EPA has duty to act on climate

With so much land on the Peninsula classified as bushfire-prone the community may be relieved to learn the outcome of a recent court challenge which makes the NSW Environmental Protection Authority (EPA) responsible for taking action on climate change.

A group called Bushfire Survivors for Climate Action (BSCA) has celebrated a landmark win after the NSW Land and Environment Court ruled that EPA has a duty to take serious action on greenhouse gas emissions and climate change. 

It is the first time that an Australian Court has ordered a government to take meaningful action on climate change. 

Jo Dodds, BSCA President said, “This is a significant win for everyone who has been affected by bushfires.

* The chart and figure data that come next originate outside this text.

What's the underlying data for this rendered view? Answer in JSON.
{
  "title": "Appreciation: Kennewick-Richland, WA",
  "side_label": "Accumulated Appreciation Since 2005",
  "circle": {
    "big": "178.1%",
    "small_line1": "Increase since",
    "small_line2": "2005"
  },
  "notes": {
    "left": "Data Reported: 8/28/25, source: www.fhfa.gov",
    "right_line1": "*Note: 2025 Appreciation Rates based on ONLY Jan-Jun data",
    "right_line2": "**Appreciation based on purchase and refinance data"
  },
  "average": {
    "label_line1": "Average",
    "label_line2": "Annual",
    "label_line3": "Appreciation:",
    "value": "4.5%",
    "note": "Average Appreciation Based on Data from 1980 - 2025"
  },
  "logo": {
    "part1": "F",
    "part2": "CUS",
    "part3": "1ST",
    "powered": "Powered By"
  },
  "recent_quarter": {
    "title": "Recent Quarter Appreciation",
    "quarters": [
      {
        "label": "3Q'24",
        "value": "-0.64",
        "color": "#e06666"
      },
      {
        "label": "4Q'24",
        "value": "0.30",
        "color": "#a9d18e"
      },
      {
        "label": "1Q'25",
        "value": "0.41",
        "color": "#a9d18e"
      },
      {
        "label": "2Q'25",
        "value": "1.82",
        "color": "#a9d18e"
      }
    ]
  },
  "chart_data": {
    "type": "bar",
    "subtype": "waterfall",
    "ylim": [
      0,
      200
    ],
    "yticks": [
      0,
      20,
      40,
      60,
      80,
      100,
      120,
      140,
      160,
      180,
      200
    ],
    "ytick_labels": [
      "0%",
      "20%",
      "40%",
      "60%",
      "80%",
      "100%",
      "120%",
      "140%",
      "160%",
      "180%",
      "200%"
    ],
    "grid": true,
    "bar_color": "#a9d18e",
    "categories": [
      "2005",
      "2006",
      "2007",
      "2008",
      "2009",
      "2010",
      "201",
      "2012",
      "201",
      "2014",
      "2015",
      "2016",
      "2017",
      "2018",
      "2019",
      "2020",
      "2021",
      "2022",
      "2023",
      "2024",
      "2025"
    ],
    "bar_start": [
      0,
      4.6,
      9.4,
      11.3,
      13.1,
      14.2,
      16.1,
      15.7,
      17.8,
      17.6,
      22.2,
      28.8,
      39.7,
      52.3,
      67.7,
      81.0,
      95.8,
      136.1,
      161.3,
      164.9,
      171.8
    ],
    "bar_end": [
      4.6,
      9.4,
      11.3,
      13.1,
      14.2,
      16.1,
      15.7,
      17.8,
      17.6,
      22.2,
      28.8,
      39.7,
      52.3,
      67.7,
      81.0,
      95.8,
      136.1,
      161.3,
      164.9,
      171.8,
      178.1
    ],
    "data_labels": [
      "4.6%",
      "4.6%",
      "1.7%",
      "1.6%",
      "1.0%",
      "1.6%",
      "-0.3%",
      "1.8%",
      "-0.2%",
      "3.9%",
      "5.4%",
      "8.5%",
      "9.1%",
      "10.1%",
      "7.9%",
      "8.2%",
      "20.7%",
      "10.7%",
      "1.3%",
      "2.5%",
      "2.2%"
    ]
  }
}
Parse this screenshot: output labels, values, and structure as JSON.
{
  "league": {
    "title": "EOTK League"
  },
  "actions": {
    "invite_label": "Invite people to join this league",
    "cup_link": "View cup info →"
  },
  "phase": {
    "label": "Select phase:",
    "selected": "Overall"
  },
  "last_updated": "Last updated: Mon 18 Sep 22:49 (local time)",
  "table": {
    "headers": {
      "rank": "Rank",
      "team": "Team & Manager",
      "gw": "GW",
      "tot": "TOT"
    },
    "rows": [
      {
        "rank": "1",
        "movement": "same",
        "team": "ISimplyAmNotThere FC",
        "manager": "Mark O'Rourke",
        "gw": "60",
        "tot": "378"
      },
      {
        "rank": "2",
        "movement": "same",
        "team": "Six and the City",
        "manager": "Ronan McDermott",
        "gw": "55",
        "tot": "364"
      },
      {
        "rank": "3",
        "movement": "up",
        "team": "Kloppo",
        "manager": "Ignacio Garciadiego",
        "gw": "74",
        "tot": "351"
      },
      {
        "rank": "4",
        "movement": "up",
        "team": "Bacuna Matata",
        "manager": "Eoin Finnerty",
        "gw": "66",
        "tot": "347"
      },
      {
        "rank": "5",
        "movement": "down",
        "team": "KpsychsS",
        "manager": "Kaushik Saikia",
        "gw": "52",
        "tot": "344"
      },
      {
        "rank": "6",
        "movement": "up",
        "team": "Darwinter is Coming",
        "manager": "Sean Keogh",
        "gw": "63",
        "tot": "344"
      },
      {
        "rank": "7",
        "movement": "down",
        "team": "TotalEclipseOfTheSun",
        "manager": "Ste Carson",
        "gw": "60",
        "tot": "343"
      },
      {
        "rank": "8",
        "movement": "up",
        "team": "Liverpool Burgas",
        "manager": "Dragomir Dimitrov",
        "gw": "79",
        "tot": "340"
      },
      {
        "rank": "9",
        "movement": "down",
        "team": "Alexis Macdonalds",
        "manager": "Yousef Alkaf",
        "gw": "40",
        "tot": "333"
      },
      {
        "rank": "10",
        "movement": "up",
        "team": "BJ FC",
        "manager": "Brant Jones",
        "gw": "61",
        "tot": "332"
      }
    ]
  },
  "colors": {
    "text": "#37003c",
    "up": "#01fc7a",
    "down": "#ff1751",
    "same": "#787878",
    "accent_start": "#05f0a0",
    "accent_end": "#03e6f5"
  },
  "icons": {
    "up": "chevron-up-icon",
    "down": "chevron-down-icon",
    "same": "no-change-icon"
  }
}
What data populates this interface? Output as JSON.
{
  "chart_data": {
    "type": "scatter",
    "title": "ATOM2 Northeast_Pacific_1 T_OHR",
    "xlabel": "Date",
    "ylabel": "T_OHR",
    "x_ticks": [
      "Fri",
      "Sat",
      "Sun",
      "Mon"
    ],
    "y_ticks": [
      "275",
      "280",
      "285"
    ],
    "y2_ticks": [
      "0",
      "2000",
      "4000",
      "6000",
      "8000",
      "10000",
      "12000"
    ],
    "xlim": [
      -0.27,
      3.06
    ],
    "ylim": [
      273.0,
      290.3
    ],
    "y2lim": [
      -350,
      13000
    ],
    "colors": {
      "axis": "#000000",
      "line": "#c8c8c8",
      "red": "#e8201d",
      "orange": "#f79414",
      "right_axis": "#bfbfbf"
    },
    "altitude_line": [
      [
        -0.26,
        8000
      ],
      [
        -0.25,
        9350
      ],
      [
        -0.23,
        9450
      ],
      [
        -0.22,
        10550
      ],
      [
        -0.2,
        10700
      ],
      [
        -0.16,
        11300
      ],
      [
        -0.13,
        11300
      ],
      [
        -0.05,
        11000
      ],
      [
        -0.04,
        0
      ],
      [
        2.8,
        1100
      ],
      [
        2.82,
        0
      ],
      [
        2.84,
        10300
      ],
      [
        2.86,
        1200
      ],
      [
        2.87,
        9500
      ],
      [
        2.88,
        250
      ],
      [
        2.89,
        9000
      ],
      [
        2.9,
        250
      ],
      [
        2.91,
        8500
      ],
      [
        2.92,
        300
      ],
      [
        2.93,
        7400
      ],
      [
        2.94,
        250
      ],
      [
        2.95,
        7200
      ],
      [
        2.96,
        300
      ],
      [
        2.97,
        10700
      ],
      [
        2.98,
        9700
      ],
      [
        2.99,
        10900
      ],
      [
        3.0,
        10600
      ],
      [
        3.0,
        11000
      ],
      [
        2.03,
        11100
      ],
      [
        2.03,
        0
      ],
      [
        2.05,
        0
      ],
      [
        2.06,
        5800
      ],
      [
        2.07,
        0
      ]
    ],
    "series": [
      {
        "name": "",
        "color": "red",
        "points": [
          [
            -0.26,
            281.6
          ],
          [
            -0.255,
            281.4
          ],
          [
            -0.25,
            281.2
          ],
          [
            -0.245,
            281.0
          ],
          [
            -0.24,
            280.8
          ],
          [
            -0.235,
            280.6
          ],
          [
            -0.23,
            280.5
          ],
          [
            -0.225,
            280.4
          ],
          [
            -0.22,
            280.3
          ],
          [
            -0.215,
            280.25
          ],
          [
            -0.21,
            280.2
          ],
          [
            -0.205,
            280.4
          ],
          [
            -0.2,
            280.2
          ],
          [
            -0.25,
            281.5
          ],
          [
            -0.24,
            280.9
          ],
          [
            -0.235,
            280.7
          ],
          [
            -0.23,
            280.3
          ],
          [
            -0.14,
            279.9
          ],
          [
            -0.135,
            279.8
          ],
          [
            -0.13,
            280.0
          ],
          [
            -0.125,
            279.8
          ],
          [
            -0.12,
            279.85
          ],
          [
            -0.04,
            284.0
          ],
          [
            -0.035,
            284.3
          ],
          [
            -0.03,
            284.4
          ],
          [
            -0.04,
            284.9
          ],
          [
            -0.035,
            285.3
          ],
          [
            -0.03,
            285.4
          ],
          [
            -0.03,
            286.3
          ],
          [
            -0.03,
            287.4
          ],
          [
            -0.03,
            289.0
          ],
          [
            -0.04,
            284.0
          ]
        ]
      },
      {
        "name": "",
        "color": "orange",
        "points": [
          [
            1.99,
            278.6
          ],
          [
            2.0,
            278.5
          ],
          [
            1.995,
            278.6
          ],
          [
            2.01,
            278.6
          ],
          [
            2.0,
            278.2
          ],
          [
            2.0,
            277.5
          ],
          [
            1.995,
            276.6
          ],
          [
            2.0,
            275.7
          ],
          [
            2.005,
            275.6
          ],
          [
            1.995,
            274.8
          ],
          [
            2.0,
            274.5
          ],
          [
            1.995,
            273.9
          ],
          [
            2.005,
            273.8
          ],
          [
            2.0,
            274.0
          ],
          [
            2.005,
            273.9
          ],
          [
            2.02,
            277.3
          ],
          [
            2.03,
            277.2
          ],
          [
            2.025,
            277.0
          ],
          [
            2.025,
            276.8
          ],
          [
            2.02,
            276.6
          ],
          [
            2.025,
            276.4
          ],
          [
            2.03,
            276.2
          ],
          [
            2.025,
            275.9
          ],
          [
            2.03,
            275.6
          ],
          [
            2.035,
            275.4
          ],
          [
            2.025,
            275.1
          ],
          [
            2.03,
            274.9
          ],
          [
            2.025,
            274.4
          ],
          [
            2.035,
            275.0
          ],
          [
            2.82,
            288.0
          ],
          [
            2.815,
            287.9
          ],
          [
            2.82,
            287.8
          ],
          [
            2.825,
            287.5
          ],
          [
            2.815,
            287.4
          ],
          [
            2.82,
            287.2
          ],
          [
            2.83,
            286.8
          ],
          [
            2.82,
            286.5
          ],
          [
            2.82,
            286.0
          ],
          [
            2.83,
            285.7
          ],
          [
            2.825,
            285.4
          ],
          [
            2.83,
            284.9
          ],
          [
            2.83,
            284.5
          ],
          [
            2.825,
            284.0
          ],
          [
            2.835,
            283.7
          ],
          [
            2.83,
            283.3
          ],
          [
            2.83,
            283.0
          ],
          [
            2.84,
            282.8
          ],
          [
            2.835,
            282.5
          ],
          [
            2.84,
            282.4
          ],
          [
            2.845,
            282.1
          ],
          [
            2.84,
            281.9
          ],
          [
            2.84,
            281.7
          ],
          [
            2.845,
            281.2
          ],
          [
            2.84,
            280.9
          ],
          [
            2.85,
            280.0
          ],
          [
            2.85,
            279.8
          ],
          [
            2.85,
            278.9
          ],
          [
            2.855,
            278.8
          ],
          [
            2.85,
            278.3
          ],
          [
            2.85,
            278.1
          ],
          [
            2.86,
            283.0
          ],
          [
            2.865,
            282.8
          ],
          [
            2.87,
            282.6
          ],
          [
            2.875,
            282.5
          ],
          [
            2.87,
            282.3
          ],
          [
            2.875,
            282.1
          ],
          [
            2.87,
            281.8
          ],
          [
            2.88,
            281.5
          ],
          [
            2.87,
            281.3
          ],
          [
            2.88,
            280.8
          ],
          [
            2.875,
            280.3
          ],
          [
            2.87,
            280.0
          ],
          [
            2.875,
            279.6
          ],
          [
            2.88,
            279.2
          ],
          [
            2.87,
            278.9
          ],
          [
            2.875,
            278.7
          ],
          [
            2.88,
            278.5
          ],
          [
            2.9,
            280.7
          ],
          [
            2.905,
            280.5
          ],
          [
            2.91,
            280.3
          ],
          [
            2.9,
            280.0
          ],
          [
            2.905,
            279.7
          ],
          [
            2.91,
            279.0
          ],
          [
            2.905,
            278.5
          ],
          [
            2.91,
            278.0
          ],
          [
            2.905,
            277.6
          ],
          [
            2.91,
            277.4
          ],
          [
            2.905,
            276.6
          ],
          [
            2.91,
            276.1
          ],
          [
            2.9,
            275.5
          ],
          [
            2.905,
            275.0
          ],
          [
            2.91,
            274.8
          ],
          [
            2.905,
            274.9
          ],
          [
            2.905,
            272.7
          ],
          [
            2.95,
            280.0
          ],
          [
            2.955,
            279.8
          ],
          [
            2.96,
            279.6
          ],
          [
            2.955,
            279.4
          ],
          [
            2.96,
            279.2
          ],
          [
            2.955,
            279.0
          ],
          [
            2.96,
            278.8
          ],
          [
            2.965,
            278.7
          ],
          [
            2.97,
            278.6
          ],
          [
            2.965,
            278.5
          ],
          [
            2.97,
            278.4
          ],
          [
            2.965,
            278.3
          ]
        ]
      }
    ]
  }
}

“Bushfire survivors have been working for years to rebuild their homes, their lives and their communities.

“This ruling means they can do so with confidence that the EPA must now also work to reduce greenhouse gas emissions in the state,” Dodds said.

 “Global warming is creating the conditions that can lead to hotter and fiercer fires, and all of us need to work to make sure we’re doing everything we can to prevent a disaster like we saw during 2019 and 2020.”

With the support of the Environmental Defenders Office (EDO), BSCA sought to compel the NSW EPA to develop policies that measure and regulate greenhouse gasses in the state.

As part of the case, BSCA presented expert scientific evidence from former Australian Chief Scientist, Professor Penny Sackett, on the links between bushfires and climate change. 

EDO Director of Legal Strategy Elaine Johnson said the decision was “a major step forward in holding governments to account on climate policy.

“As our lead environmental regulator, the EPA has the power to take immediate action on climate change, for example, by putting a price on carbon, or requiring industry to reduce emissions to safe levels through the licences.  Now, the EPA has been ordered to take action.”